Você provavelmente já teve a experiência de ler um presságio e se assustar: "Como ele sabe a minha história com tanta exatidão?" Curiosamente, a psicologia tem um velho conceito que explica justamente essa sensação: o "efeito Barnum". Ele nomeia a nossa tendência de receber uma descrição vaga que serve para quase qualquer um como se fosse uma análise precisa pensada só para nós.
Na década de 1940, um psicólogo entregou a estudantes a mesma descrição de personalidade, chamando-a de "uma análise só para você", e a maioria respondeu que era "assustadoramente certeira"—embora todos tivessem recebido o mesmo texto. Uma frase como "Você parece forte por fora, mas por dentro tem um lado terno" se aplica, se você pensar, a quase todo mundo. Também pomos a funcionar o "viés de confirmação", lembrando só as partes que lisonjeiam ou parecem apropriadas e deixando passar em silêncio os erros.
Isso quer dizer que a adivinhação é toda ilusão? Não é preciso concluir de modo tão taxativo.

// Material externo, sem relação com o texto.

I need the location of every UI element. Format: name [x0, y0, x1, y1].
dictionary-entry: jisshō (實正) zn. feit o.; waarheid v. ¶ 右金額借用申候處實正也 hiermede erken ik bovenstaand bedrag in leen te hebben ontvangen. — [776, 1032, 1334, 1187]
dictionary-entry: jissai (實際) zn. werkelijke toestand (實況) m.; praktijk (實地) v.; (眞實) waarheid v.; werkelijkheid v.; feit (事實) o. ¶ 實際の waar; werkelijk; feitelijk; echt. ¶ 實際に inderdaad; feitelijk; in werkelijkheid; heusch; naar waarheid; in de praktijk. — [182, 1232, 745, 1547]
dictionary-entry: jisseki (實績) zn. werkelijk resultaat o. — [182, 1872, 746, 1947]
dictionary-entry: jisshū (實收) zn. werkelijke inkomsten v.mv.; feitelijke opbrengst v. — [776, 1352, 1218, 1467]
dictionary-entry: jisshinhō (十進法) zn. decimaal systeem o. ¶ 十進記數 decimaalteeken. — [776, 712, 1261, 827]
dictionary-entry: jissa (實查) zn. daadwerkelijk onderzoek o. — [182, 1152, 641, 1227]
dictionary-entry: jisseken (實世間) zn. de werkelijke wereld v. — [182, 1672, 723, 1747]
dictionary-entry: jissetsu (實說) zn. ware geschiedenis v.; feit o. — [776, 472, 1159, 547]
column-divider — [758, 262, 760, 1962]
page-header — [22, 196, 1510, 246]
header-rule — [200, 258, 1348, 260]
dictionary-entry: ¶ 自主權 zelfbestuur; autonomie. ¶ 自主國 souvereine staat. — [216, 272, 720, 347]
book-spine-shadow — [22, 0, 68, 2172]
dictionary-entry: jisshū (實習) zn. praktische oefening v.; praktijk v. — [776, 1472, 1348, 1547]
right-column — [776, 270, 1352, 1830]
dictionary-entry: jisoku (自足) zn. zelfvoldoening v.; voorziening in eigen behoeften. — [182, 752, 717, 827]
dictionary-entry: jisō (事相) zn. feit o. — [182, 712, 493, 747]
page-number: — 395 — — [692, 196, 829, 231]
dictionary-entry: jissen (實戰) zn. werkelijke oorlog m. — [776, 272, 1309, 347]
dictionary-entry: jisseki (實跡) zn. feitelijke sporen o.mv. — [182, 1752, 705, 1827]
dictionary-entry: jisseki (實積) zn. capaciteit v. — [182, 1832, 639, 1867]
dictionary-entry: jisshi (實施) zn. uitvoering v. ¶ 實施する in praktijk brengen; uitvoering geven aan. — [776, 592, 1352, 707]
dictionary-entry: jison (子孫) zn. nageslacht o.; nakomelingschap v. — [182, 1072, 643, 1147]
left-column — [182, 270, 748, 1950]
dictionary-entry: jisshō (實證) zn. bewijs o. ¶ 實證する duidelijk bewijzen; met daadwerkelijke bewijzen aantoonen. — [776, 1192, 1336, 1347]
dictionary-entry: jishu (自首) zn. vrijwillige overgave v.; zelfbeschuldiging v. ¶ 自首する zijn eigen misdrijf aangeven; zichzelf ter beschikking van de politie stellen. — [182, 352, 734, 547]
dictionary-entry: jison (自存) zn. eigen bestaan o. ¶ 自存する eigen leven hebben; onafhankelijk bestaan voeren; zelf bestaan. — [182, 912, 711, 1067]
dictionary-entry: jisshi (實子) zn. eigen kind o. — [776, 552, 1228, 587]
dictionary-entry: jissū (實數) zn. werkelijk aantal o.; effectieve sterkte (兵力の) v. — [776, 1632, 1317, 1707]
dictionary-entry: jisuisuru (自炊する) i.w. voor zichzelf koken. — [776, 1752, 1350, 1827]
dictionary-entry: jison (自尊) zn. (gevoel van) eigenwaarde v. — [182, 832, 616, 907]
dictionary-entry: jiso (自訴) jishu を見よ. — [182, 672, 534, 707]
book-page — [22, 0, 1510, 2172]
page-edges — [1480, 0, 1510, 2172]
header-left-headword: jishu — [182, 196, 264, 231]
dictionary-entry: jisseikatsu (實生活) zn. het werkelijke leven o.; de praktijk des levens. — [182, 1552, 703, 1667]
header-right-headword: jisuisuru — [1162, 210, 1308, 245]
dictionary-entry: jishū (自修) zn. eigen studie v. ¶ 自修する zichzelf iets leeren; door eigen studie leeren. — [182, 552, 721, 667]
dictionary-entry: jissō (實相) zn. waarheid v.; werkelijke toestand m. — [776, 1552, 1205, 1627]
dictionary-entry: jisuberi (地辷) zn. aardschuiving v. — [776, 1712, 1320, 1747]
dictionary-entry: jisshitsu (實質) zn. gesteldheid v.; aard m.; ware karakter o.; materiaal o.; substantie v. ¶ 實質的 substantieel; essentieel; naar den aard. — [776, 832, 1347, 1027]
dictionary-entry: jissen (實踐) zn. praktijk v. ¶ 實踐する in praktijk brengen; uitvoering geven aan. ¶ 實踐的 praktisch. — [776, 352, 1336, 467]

O que importa é a visão que vê um presságio não como "uma profecia que fixa o futuro", mas como "um espelho que te reflete". Uma boa linha de presságio traz à tona uma preocupação que você havia posto de lado, dá nome a um sentimento vago e oferece a pequena resolução de "viverei hoje com este ânimo?". Só isso já é uma experiência que vale a pena—um papel muito parecido com a "ocasião de reflexão" de que se fala na terapia.
Do que é preciso se guardar é da atitude de entregar ao presságio o leme inteiro da sua vida. Dizer "esta leitura foi ruim, então nem tento", ou apoiar-se em lugares que atiçam a ansiedade a grande custo, está muito longe de um uso saudável do presságio. Um presságio é, no máximo, uma referência; o volante da sua vida deve permanecer nas suas próprias mãos até o fim. Estrelas e cartas são apenas lanternas que iluminam o caminho; quem o percorre é sempre você.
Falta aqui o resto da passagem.